Als „Sweeney Todd“, eines der besten Broadway-Musicals der Seventies, in den 1990er-Jahren auch in der Heimatstadt der nmz, Regensburg, zu sehen war, entblödete sich ein hiesiger dampfplaudernder Kulturpapst nicht, das Stück komplett zu verreißen und den wichtigsten Komponisten der Post-Tin-Pan-Alley-Ära, „West Side Story“-Texter Stephen Sondheim, als vollkommen überschätzt darzustellen. Nun hat Tim Burton diesen blutrünstigen „Musical-Thriller“ im „Sleepy Hollow“-Stil sehr konzentriert verfilmt und dafür einen Golden Globe bekommen. Genauso wie sein alter Komplize Johnny Depp, der als singender „Demon Barber of Fleet Street“ eine hinreißende Performance hinlegt („Pretty Women“).

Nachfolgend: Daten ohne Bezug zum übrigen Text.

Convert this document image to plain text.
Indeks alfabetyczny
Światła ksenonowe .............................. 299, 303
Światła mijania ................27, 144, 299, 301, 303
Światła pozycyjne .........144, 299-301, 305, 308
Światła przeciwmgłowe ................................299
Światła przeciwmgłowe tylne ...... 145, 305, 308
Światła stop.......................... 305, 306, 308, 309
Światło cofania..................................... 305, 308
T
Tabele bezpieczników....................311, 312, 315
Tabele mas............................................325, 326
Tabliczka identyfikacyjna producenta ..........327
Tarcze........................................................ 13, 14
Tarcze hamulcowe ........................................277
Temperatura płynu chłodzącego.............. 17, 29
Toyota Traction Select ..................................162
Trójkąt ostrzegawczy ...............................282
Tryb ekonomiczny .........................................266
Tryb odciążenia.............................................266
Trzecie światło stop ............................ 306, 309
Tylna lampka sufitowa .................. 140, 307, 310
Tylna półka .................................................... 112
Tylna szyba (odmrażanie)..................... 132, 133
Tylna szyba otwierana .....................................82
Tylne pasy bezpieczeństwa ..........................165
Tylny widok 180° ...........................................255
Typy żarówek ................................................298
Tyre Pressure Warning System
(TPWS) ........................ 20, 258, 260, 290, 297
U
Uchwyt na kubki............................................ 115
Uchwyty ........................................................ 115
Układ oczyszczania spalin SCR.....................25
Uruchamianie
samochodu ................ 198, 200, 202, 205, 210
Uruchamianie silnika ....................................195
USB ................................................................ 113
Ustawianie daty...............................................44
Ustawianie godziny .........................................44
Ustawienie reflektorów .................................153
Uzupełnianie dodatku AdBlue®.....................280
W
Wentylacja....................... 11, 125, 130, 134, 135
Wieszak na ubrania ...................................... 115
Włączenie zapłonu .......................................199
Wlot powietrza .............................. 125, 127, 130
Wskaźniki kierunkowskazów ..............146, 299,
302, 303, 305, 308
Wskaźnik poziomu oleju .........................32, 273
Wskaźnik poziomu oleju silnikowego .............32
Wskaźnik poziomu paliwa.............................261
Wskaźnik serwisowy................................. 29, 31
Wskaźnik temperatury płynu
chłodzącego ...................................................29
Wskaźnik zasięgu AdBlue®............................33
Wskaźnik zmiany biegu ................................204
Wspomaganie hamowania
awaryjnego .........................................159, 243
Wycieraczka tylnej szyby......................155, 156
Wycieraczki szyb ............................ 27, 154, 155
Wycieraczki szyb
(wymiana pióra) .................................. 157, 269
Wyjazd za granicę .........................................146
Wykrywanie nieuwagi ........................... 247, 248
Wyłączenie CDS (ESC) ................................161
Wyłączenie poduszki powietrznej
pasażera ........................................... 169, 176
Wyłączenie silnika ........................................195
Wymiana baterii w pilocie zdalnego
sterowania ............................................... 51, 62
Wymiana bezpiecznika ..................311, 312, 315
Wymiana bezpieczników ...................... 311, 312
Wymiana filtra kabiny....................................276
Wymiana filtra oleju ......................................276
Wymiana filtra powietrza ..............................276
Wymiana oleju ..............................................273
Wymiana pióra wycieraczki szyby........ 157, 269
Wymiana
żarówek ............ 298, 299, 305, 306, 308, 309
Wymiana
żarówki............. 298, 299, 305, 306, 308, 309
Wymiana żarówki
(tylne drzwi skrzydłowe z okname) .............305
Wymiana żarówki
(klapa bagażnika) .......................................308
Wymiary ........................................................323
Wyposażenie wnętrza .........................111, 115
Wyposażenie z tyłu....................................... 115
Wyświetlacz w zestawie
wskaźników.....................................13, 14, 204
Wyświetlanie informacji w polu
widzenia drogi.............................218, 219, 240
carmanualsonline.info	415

In die Fußstapfen von Angela Lansbury, die in der Originalfassung eine großartige Mrs. Lovett verkörperte, tritt im Film Helena Bonham Carter. Sie ist die große Überraschung des Soundtracks im typischen Sondheim-Sound, den Jonathan Tunick kongenial orchestriert hat. Scheinbar mühelos präsentiert Bonham Carter ihre großen Songs wie „The Worst Pies in London“ oder „A Little Priest“. Und auch Sacha „Borat“ Cohen liefert eine perfekte Vaudeville-Nummer ab.
Fazit: Der Musical-Soundtrack des Jahres.

Juno, Rhino/Warner

Jason Reitmans charmanter Film über die schwangere Juno (traumhaft: Ellen Page) entwickelte sich in den USA zum Überraschungshit. Für den Soundtrack spannte Reitman die bessere Hälfte der Moldy Peaches, Kimya Dawson, ein, die eine Handvoll neue verschrobene Lo-Fi-Lieder schrieb. Ihre Songs passen perfekt zu anderen Klassikern, die Reitman ausgewählt hat: Mott the Hooples „All The Young Dudes“, Sonic Youths „Superstar“, Cat Powers „Sea of Love“ oder „A Well Respected Man“ der Kinks. Musik für das amerikanische College-Radio. Klasse.